What part of "waking up in the crawl space of my house with a raccoon" sounds like a good night to you?
I need ur penis! This is not drunk texting, either! This is I need ur penis texting. There IS a difference!
Just got a lecture from Dad about how I need to be more responsible and start buying my weed in larger quantities so that i can save money. Like he was serious and kind of disappointed in me for not adapting to his method earlier.
I don't want to eat him, he probably tastes terrible.
is election day enough of a holiday to justify getting fucked up on a tuesday?
Apparently it costs $70 to clean vomit off the side of our apartment building.
Are you alive?
I googled "I don't want to vomit anymore," and "how to rip out your uvula," at 9 am this morning, but I'm still here.

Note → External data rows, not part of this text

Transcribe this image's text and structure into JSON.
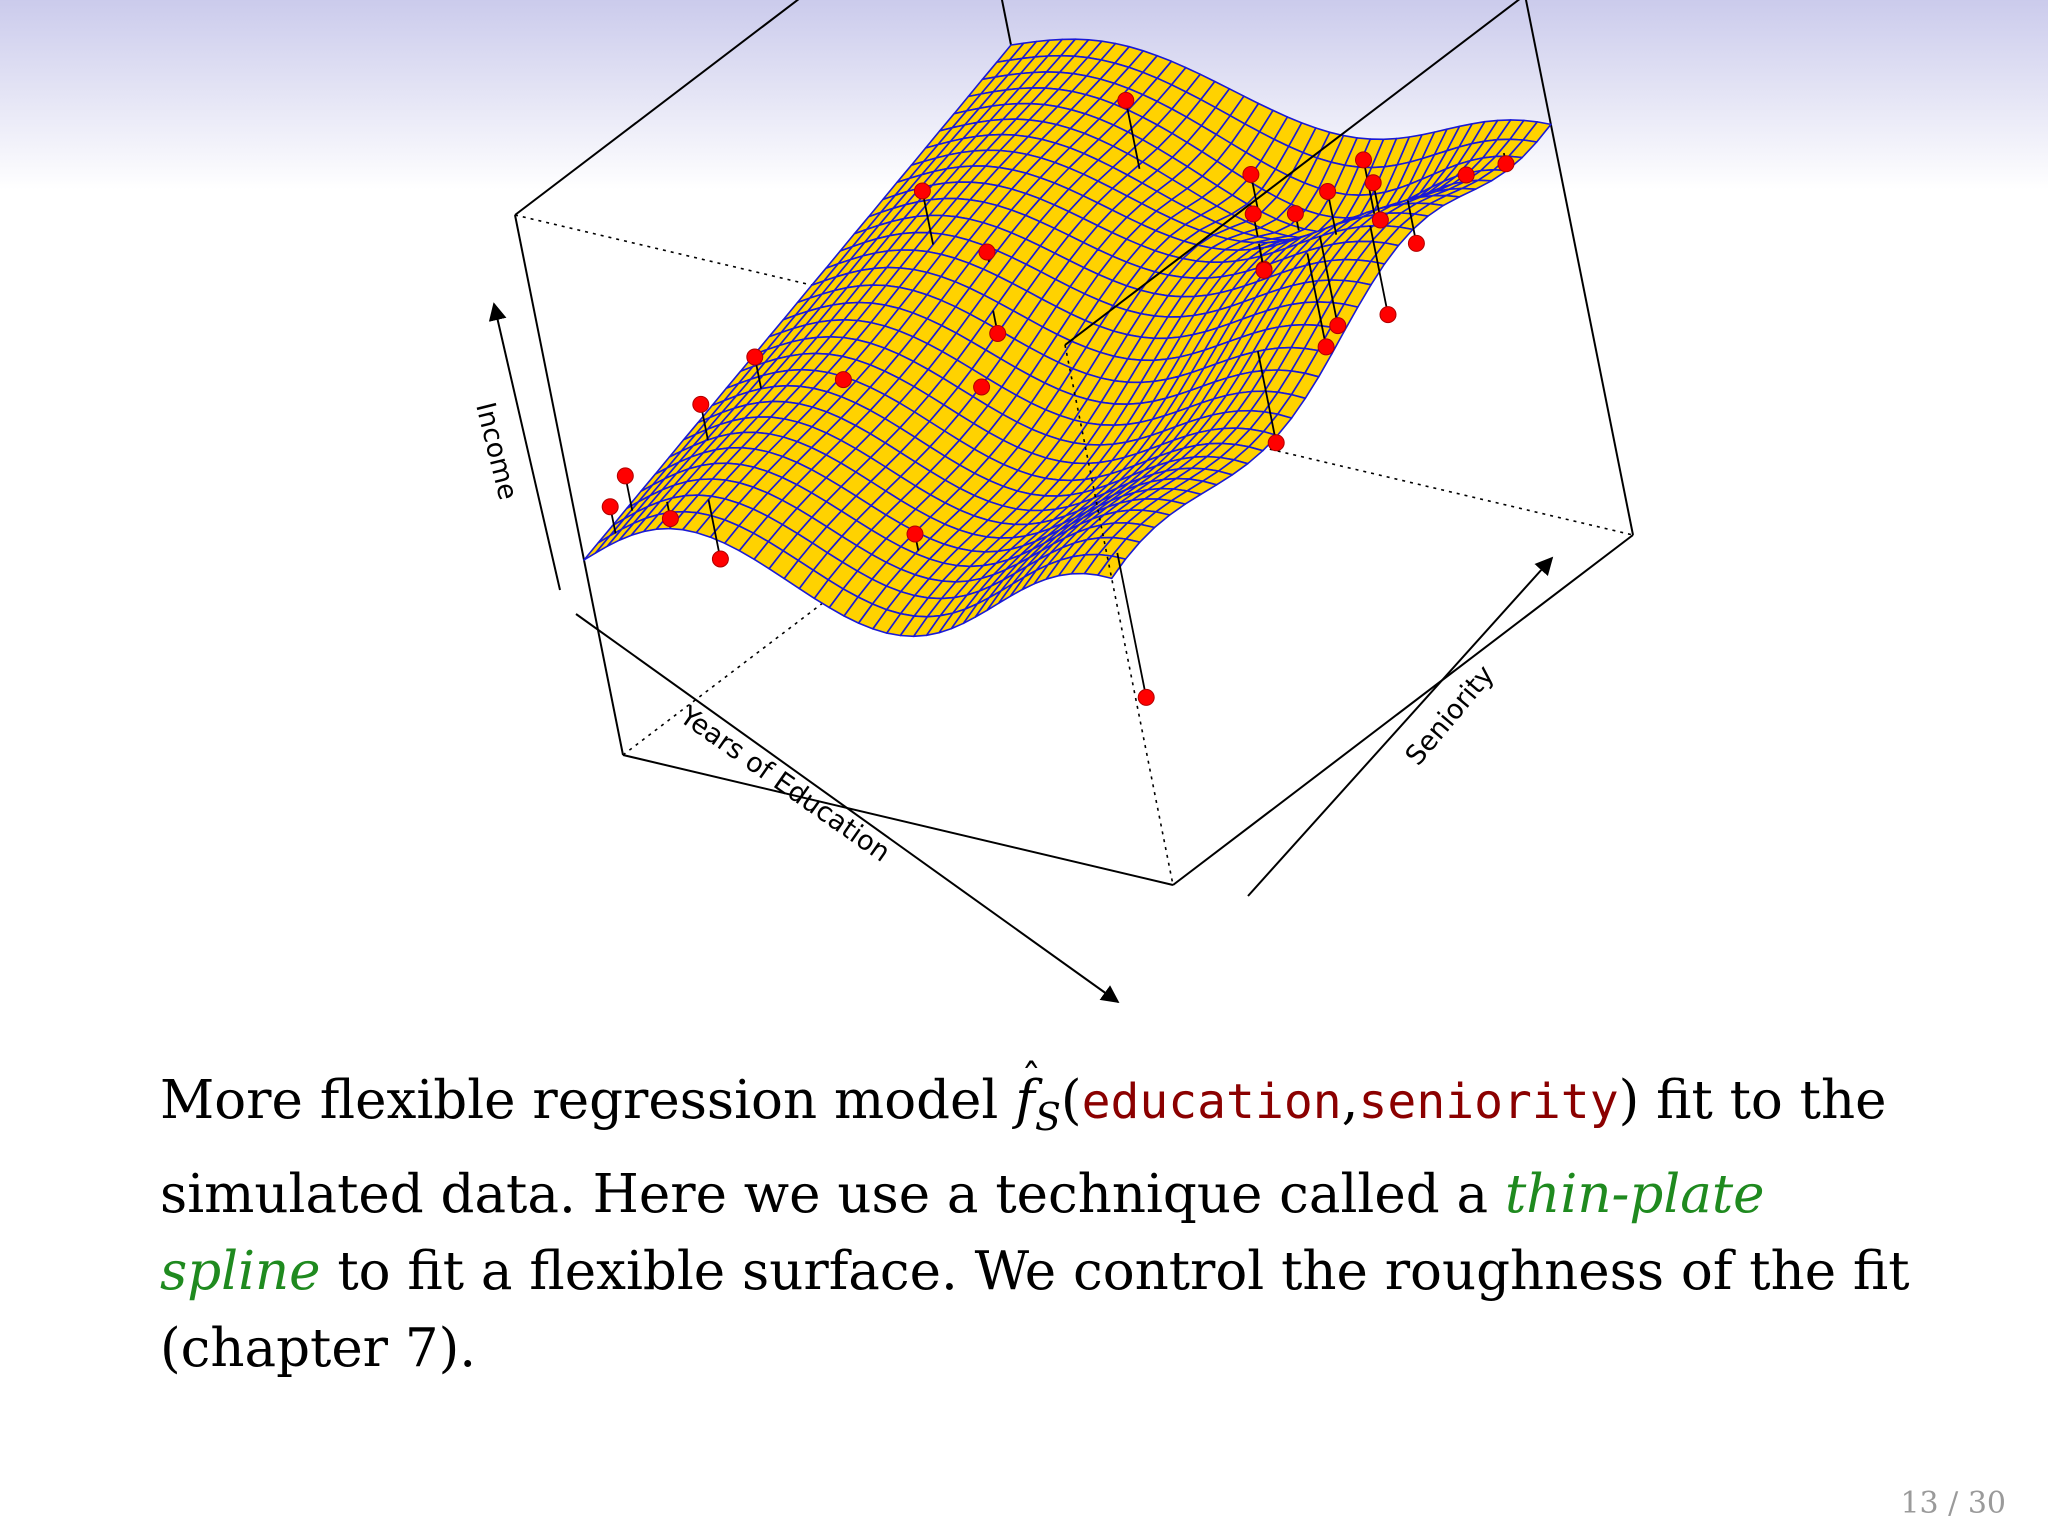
{
  "chart_data": {
    "type": "surface3d",
    "title": "",
    "xlabel": "Years of Education",
    "ylabel": "Seniority",
    "zlabel": "Income",
    "surface_color": "#ffd200",
    "grid_color": "#1a1ad6",
    "point_color": "#ff0000",
    "points": [
      {
        "x": 0.03,
        "y": 0.08,
        "z": 0.3
      },
      {
        "x": 0.04,
        "y": 0.03,
        "z": 0.26
      },
      {
        "x": 0.08,
        "y": 0.2,
        "z": 0.42
      },
      {
        "x": 0.1,
        "y": 0.3,
        "z": 0.47
      },
      {
        "x": 0.12,
        "y": 0.06,
        "z": 0.22
      },
      {
        "x": 0.2,
        "y": 0.06,
        "z": 0.12
      },
      {
        "x": 0.2,
        "y": 0.58,
        "z": 0.74
      },
      {
        "x": 0.22,
        "y": 0.34,
        "z": 0.4
      },
      {
        "x": 0.3,
        "y": 0.58,
        "z": 0.58
      },
      {
        "x": 0.35,
        "y": 0.52,
        "z": 0.4
      },
      {
        "x": 0.4,
        "y": 0.42,
        "z": 0.36
      },
      {
        "x": 0.38,
        "y": 0.82,
        "z": 0.84
      },
      {
        "x": 0.5,
        "y": 0.14,
        "z": 0.24
      },
      {
        "x": 0.55,
        "y": 0.86,
        "z": 0.62
      },
      {
        "x": 0.6,
        "y": 0.8,
        "z": 0.58
      },
      {
        "x": 0.62,
        "y": 0.86,
        "z": 0.52
      },
      {
        "x": 0.64,
        "y": 0.76,
        "z": 0.46
      },
      {
        "x": 0.68,
        "y": 0.72,
        "z": 0.52
      },
      {
        "x": 0.7,
        "y": 0.85,
        "z": 0.64
      },
      {
        "x": 0.73,
        "y": 0.9,
        "z": 0.7
      },
      {
        "x": 0.76,
        "y": 0.88,
        "z": 0.66
      },
      {
        "x": 0.8,
        "y": 0.84,
        "z": 0.6
      },
      {
        "x": 0.82,
        "y": 0.7,
        "z": 0.42
      },
      {
        "x": 0.83,
        "y": 0.66,
        "z": 0.4
      },
      {
        "x": 0.86,
        "y": 0.5,
        "z": 0.28
      },
      {
        "x": 0.88,
        "y": 0.82,
        "z": 0.58
      },
      {
        "x": 0.9,
        "y": 0.92,
        "z": 0.7
      },
      {
        "x": 0.92,
        "y": 0.7,
        "z": 0.5
      },
      {
        "x": 0.96,
        "y": 0.94,
        "z": 0.74
      },
      {
        "x": 0.98,
        "y": 0.04,
        "z": 0.02
      }
    ]
  },
  "caption": {
    "p1": "More flexible regression model ",
    "fhat": "f",
    "hat": "ˆ",
    "sub": "S",
    "open": "(",
    "code1": "education",
    "comma": ",",
    "code2": "seniority",
    "p2": ") fit to the simulated data. Here we use a technique called a ",
    "emph1": "thin-plate spline",
    "p3": " to fit a flexible surface. We control the roughness of the fit (chapter 7)."
  },
  "page_number": "13 / 30"
}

Uvula and all.
As i was laying there shouting that he dislocated my hip he actually reached his armed around and patted himself on the back
You gotta pick a side. My suggestion: side with tits.
did you see me getting spanked by that lady cop who was a guy?
I'm in the fetal position watching the little mermaid and trying not to die. When do you come home?
I sat on my couch last night watching What Women Want, eating ice cream, and sobbing "why doesn't she like me?" Why was I born a man?
I'm hungover during 4th grade graduation practice. I AM THEIR FUTURE.
It took him 15 minutes to put the condom on.
He wanted to take me to breakfast in the morning. He told me he respects me after I said no. I told him to respect me at a distance.